Braga defendeu o critério. Em seu relatório, argumentou que o FPE tem, em sua fórmula, critérios que beneficiam mais os Estados mais pobres e que, para compensar os mais populosos, que recebem menos pelo FPE, atribuiu 30% da verba do FDR aos Estados com maior população. Isso fez com que São Paulo aparecesse no topo da lista.
Durante a tramitação da reforma na Câmara, o governador de São Paulo, Tarcísio de Freitas (Republicanos), defendeu que o Estado também acessasse o fundo, tendo em vista a grande população vulnerável residente no território. Na ocasião, São Paulo defendeu que o fundo levasse no nome também a palavra “social”. A ideia do nome não prosperou, mas Braga fez um concessão a Tarcísio em seu relatório.
“Mesmo Estados mais ricos, se forem muito populosos, terão um contingente populacional em situação de vulnerabilidade não desprezível, quando mensurado em termos absolutos. Os recursos do FNDR devem também criar meios para beneficiar essa população vulnerável”, afirmou Braga.
Mauro Mendes, governador do Mato Grosso, criticou também o elevado valor do fundo, que foi elevado pelo relator de R$ 40 bilhões para R$ 60 bilhões por ano.
“Reforma tributária não deveria ter isso de distribuir dinheirinho, não.
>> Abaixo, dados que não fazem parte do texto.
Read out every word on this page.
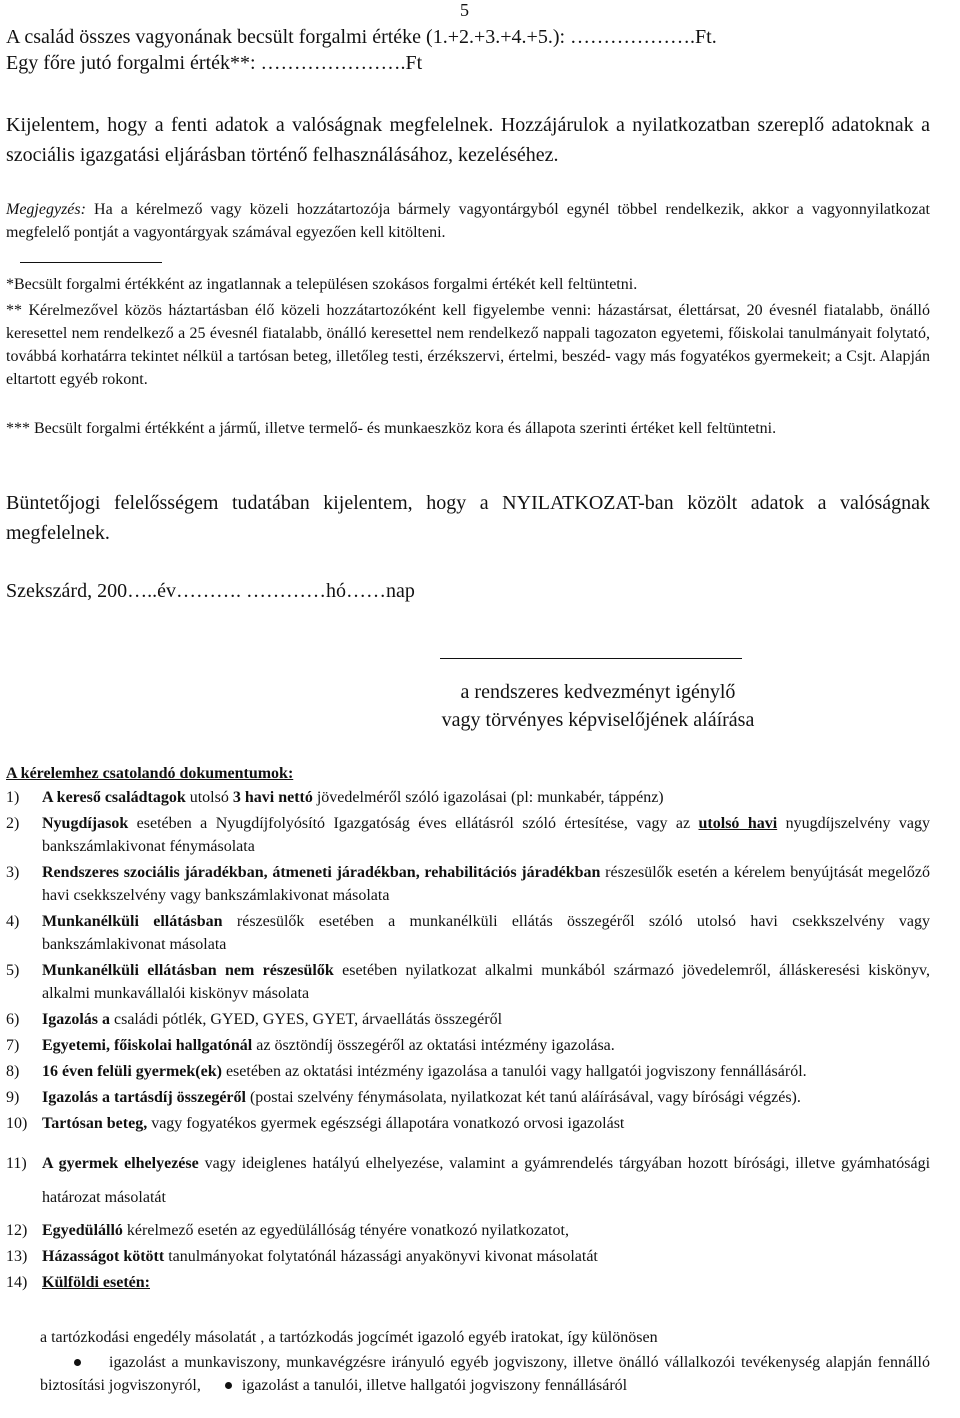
5
A család összes vagyonának becsült forgalmi értéke (1.+2.+3.+4.+5.): ……………….Ft.
Egy főre jutó forgalmi érték**: ………………….Ft
Kijelentem, hogy a fenti adatok a valóságnak megfelelnek. Hozzájárulok a nyilatkozatban szereplő adatoknak a szociális igazgatási eljárásban történő felhasználásához, kezeléséhez.
Megjegyzés: Ha a kérelmező vagy közeli hozzátartozója bármely vagyontárgyból egynél többel rendelkezik, akkor a vagyonnyilatkozat megfelelő pontját a vagyontárgyak számával egyezően kell kitölteni.
*Becsült forgalmi értékként az ingatlannak a településen szokásos forgalmi értékét kell feltüntetni.
** Kérelmezővel közös háztartásban élő közeli hozzátartozóként kell figyelembe venni: házastársat, élettársat, 20 évesnél fiatalabb, önálló keresettel nem rendelkező a 25 évesnél fiatalabb, önálló keresettel nem rendelkező nappali tagozaton egyetemi, főiskolai tanulmányait folytató, továbbá korhatárra tekintet nélkül a tartósan beteg, illetőleg testi, érzékszervi, értelmi, beszéd- vagy más fogyatékos gyermekeit; a Csjt. Alapján eltartott egyéb rokont.
*** Becsült forgalmi értékként a jármű, illetve termelő- és munkaeszköz kora és állapota szerinti értéket kell feltüntetni.
Büntetőjogi felelősségem tudatában kijelentem, hogy a NYILATKOZAT-ban közölt adatok a valóságnak megfelelnek.
Szekszárd, 200…..év………. …………hó……nap
a rendszeres kedvezményt igénylő
vagy törvényes képviselőjének aláírása
A kérelemhez csatolandó dokumentumok:
1) A kereső családtagok utolsó 3 havi nettó jövedelméről szóló igazolásai (pl: munkabér, táppénz)
2) Nyugdíjasok esetében a Nyugdíjfolyósító Igazgatóság éves ellátásról szóló értesítése, vagy az utolsó havi nyugdíjszelvény vagy bankszámlakivonat fénymásolata
3) Rendszeres szociális járadékban, átmeneti járadékban, rehabilitációs járadékban részesülők esetén a kérelem benyújtását megelőző havi csekkszelvény vagy bankszámlakivonat másolata
4) Munkanélküli ellátásban részesülők esetében a munkanélküli ellátás összegéről szóló utolsó havi csekkszelvény vagy bankszámlakivonat másolata
5) Munkanélküli ellátásban nem részesülők esetében nyilatkozat alkalmi munkából származó jövedelemről, álláskeresési kiskönyv, alkalmi munkavállalói kiskönyv másolata
6) Igazolás a családi pótlék, GYED, GYES, GYET, árvaellátás összegéről
7) Egyetemi, főiskolai hallgatónál az ösztöndíj összegéről az oktatási intézmény igazolása.
8) 16 éven felüli gyermek(ek) esetében az oktatási intézmény igazolása a tanulói vagy hallgatói jogviszony fennállásáról.
9) Igazolás a tartásdíj összegéről (postai szelvény fénymásolata, nyilatkozat két tanú aláírásával, vagy bírósági végzés).
10) Tartósan beteg, vagy fogyatékos gyermek egészségi állapotára vonatkozó orvosi igazolást
11) A gyermek elhelyezése vagy ideiglenes hatályú elhelyezése, valamint a gyámrendelés tárgyában hozott bírósági, illetve gyámhatósági határozat másolatát
12) Egyedülálló kérelmező esetén az egyedülállóság tényére vonatkozó nyilatkozatot,
13) Házasságot kötött tanulmányokat folytatónál házassági anyakönyvi kivonat másolatát
14) Külföldi esetén:
a tartózkodási engedély másolatát , a tartózkodás jogcímét igazoló egyéb iratokat, így különösen
igazolást a munkaviszony, munkavégzésre irányuló egyéb jogviszony, illetve önálló vállalkozói tevékenység alapján fennálló biztosítási jogviszonyról,	igazolást a tanulói, illetve hallgatói jogviszony fennállásáról
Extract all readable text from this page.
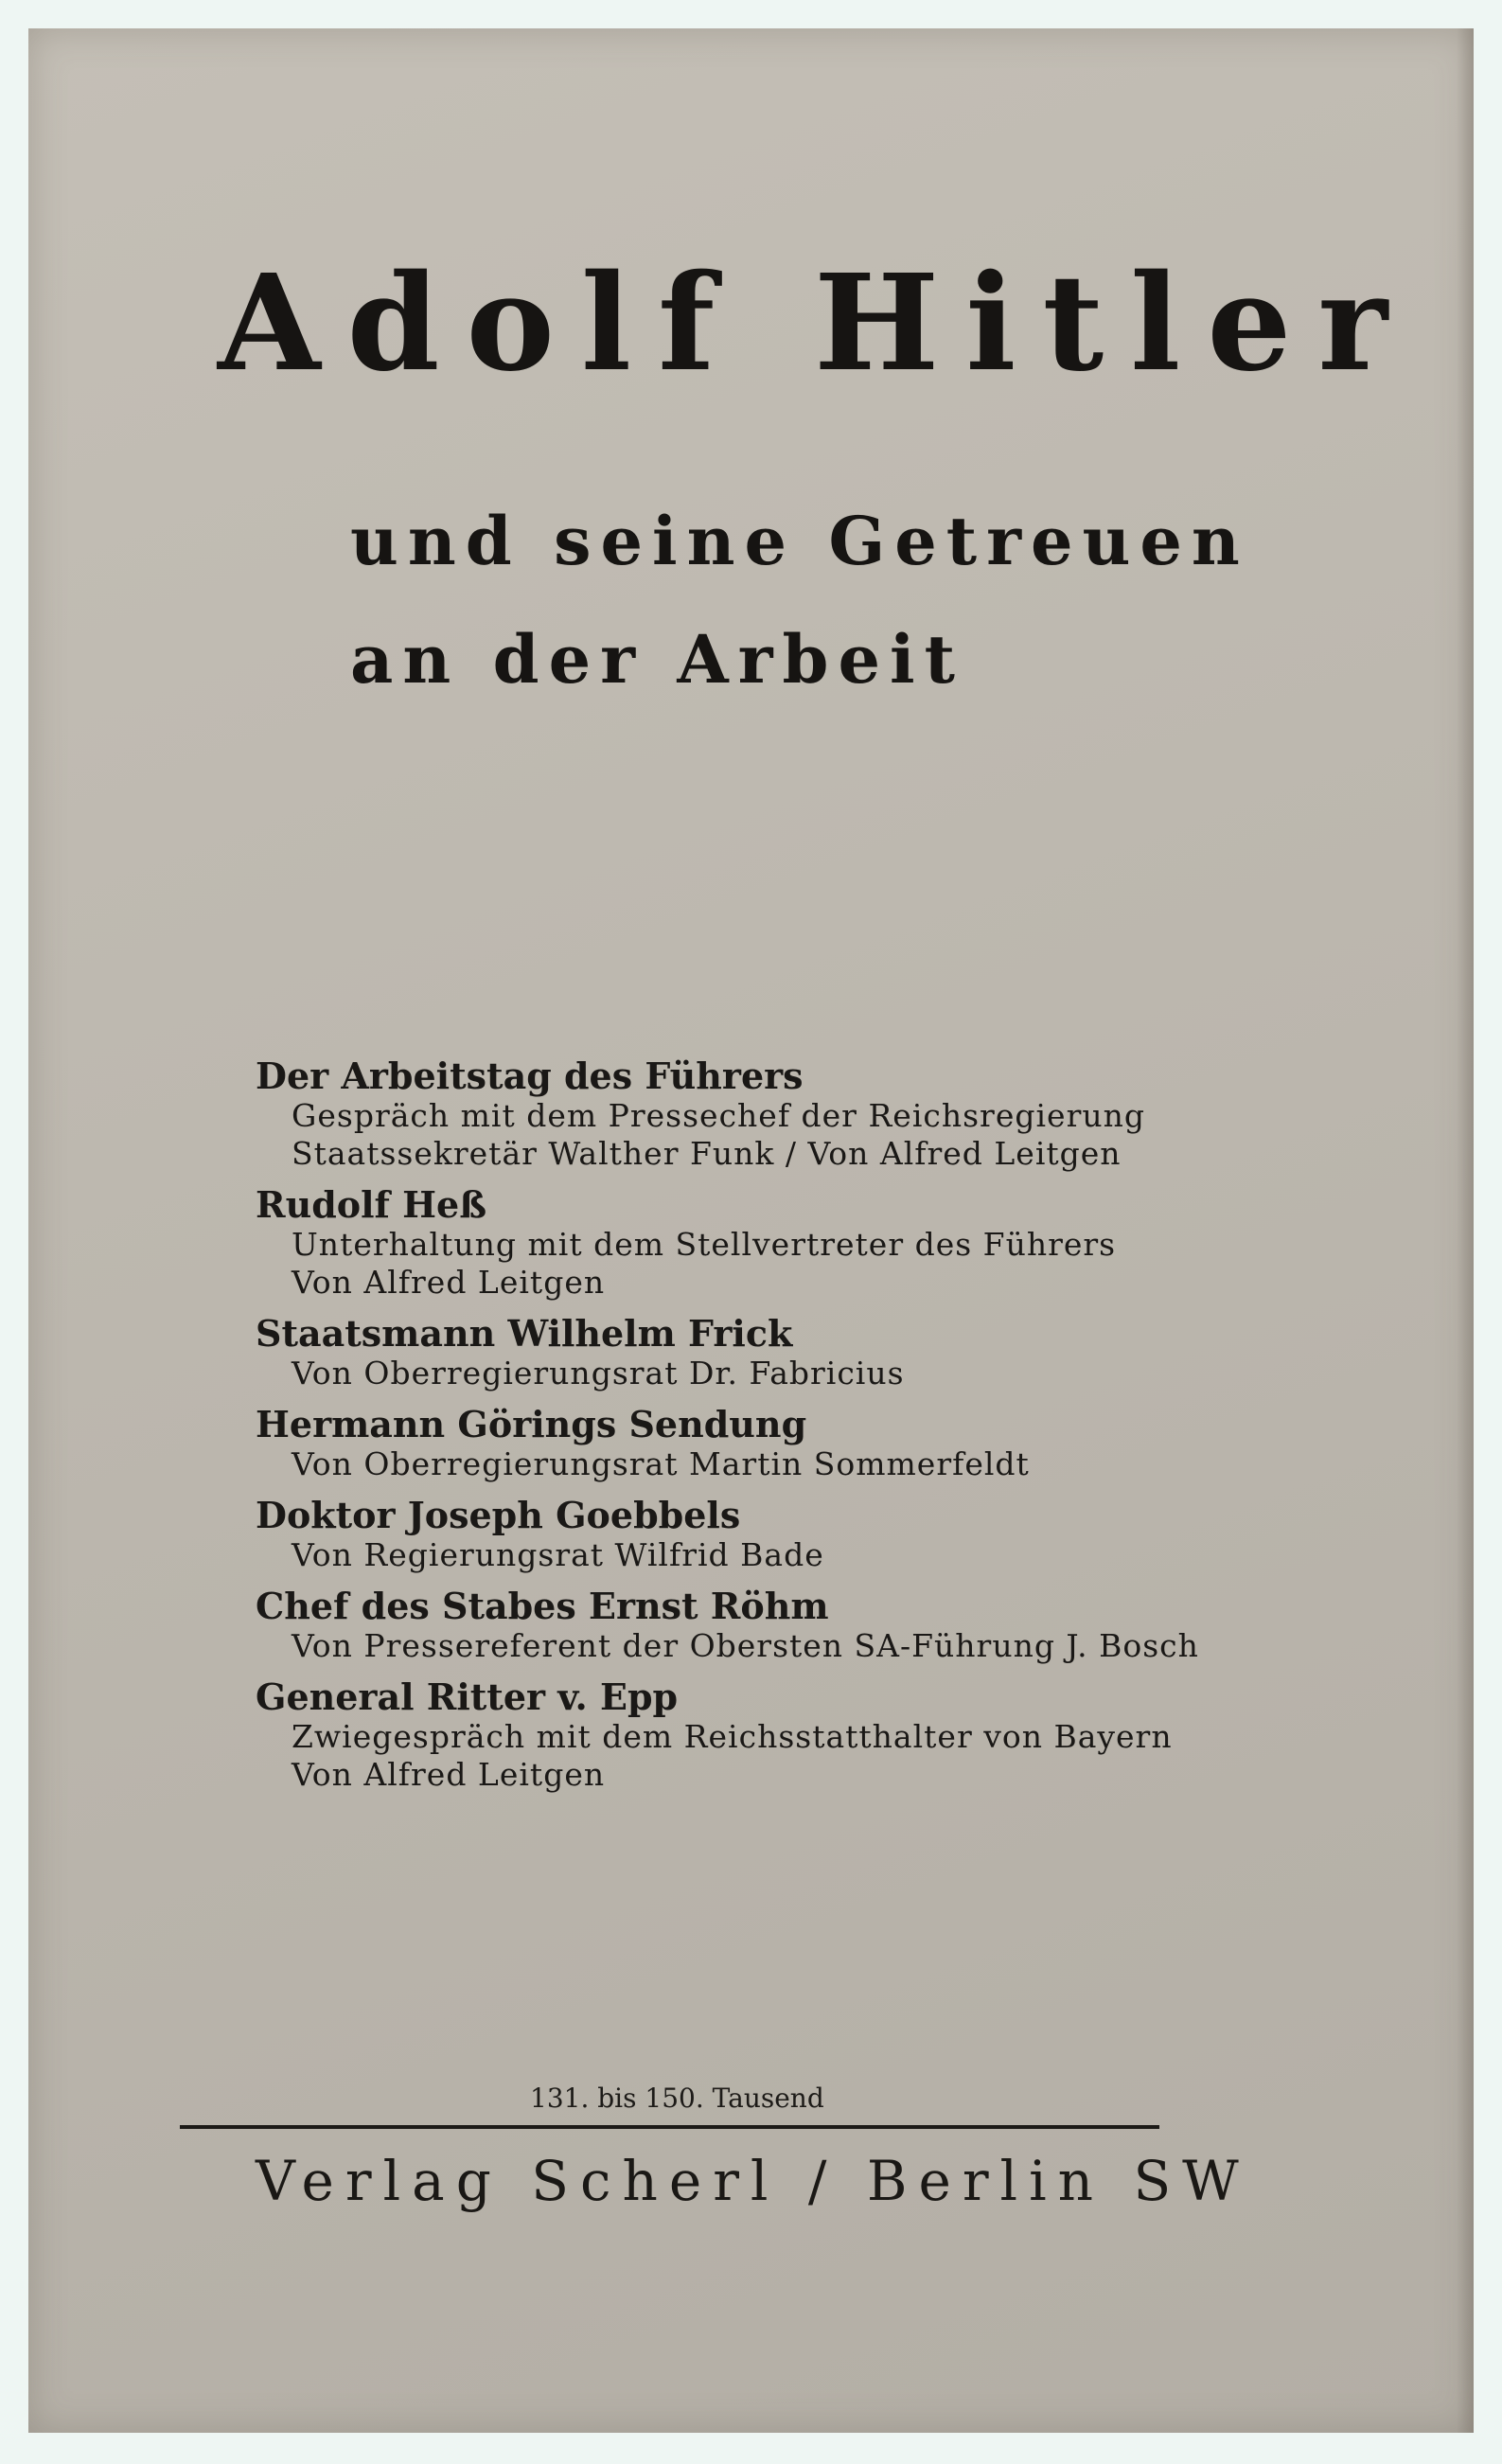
Adolf Hitler
und seine Getreuen
an der Arbeit
Der Arbeitstag des Führers
Gespräch mit dem Pressechef der Reichsregierung
Staatssekretär Walther Funk / Von Alfred Leitgen
Rudolf Heß
Unterhaltung mit dem Stellvertreter des Führers
Von Alfred Leitgen
Staatsmann Wilhelm Frick
Von Oberregierungsrat Dr. Fabricius
Hermann Görings Sendung
Von Oberregierungsrat Martin Sommerfeldt
Doktor Joseph Goebbels
Von Regierungsrat Wilfrid Bade
Chef des Stabes Ernst Röhm
Von Pressereferent der Obersten SA-Führung J. Bosch
General Ritter v. Epp
Zwiegespräch mit dem Reichsstatthalter von Bayern
Von Alfred Leitgen
131. bis 150. Tausend
Verlag Scherl / Berlin SW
A União está apresentando déficit ano após ano, de onde vai sair esses R$ 60 bilhões? O governo federal tem esse dinheiro sobrando para dar para os Estados?”, afirmou.
A avaliação entre técnicos do governo na área econômica é que de Haddad cedeu muito ao aumentar o valor do fundo em mais R$ 20 bilhões, e acabará perdendo mais dinheiro com um novo incremento que deverá ocorrer na votação do plenário.
O ponto em discussão é que reforçar o fundo não aumentou ou diminuiu o apoio à reforma, uma vez que segue a briga em torno da partilha. Nesta quinta-feira, Haddad disse que o valor de R$ 60 bilhões é pouco e justo e que não haverá impacto nas contas públicas.
Não é o que alertam os técnicos da área fiscal, que temem a criação de um fundo sem uma fonte de financiamento no futuro. As projeções mais longas de dívida pública já terão que embutir essa fatura anual.